Shelton wytrzymał próbę ognia. Stawiając czoła skomplikowanemu i oszałamiającemu serwisowi Cobolliego, młody zawodnik, uważany za jedną z wschodzących pereł tego sportu, pokazał swoją dominację w zdobywaniu break-pointów i nie poddał się presji meczu. Rzadko przełamał serwis Włocha, ale dzięki swojej szybkości potrafił stawić czoła każdemu wyzwaniu, jakie stawiał przed nim tego wieczoru.

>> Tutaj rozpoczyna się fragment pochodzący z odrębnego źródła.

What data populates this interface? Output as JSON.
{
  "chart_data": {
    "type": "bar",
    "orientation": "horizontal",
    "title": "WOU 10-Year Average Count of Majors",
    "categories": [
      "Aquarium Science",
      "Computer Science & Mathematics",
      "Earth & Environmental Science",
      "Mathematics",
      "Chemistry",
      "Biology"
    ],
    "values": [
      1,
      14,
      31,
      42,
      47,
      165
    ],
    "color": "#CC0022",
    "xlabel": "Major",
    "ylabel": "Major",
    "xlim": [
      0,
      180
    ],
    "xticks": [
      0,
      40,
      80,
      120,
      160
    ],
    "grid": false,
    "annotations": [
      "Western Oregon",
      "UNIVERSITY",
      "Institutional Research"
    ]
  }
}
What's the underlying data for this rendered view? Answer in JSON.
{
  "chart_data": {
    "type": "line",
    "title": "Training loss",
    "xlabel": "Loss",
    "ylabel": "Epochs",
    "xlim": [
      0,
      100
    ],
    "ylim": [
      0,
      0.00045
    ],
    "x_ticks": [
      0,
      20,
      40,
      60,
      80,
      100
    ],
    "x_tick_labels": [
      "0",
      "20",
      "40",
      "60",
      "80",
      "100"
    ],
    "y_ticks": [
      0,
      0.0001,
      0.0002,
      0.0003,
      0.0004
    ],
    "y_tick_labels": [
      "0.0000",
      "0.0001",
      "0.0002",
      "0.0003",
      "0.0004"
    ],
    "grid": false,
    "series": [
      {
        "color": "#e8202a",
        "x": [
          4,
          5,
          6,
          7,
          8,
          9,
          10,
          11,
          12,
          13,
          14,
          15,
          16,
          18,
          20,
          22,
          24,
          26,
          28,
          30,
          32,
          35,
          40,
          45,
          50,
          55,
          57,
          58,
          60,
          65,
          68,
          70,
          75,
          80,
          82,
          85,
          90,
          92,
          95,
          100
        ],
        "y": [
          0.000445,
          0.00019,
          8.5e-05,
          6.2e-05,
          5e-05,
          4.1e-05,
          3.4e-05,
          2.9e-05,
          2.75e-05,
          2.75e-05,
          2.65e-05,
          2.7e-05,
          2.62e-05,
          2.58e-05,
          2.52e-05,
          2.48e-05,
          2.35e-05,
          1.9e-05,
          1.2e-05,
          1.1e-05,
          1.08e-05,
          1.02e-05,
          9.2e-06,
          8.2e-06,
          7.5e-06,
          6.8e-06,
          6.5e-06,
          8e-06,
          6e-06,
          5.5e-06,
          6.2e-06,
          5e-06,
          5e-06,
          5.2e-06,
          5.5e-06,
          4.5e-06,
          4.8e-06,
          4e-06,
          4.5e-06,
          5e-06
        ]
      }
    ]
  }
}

Po serii zaciętych ataków, z pierwszym kompletem punktów w kieszeni, Shelton na chwilę stracił równowagę. Odpowiedzi i ruchy Cobolliego w sieci sprawiały mu ból. To spowodowało, że druga tercja znów zamieniła się w zaciętą, w której Włoch szukał swojej najsłabszej strony.
Mimo że nie obyło się bez trudnych sytuacji, w tym kilku niewymuszonych błędów, Amerykanin zakończył swój występ z siłą, która charakteryzuje jego styl gry: przemieszczał się z miejsca na miejsce i nie zawodził, nawet gdy jego przeciwnik był fizycznie wyczerpany. To zwycięstwo pozwoliło mu przejść do kolejnej rundy zawodów, w której publiczność dała z siebie wszystko i nagrodziła go brawami, mimo wysokiej temperatury na korcie.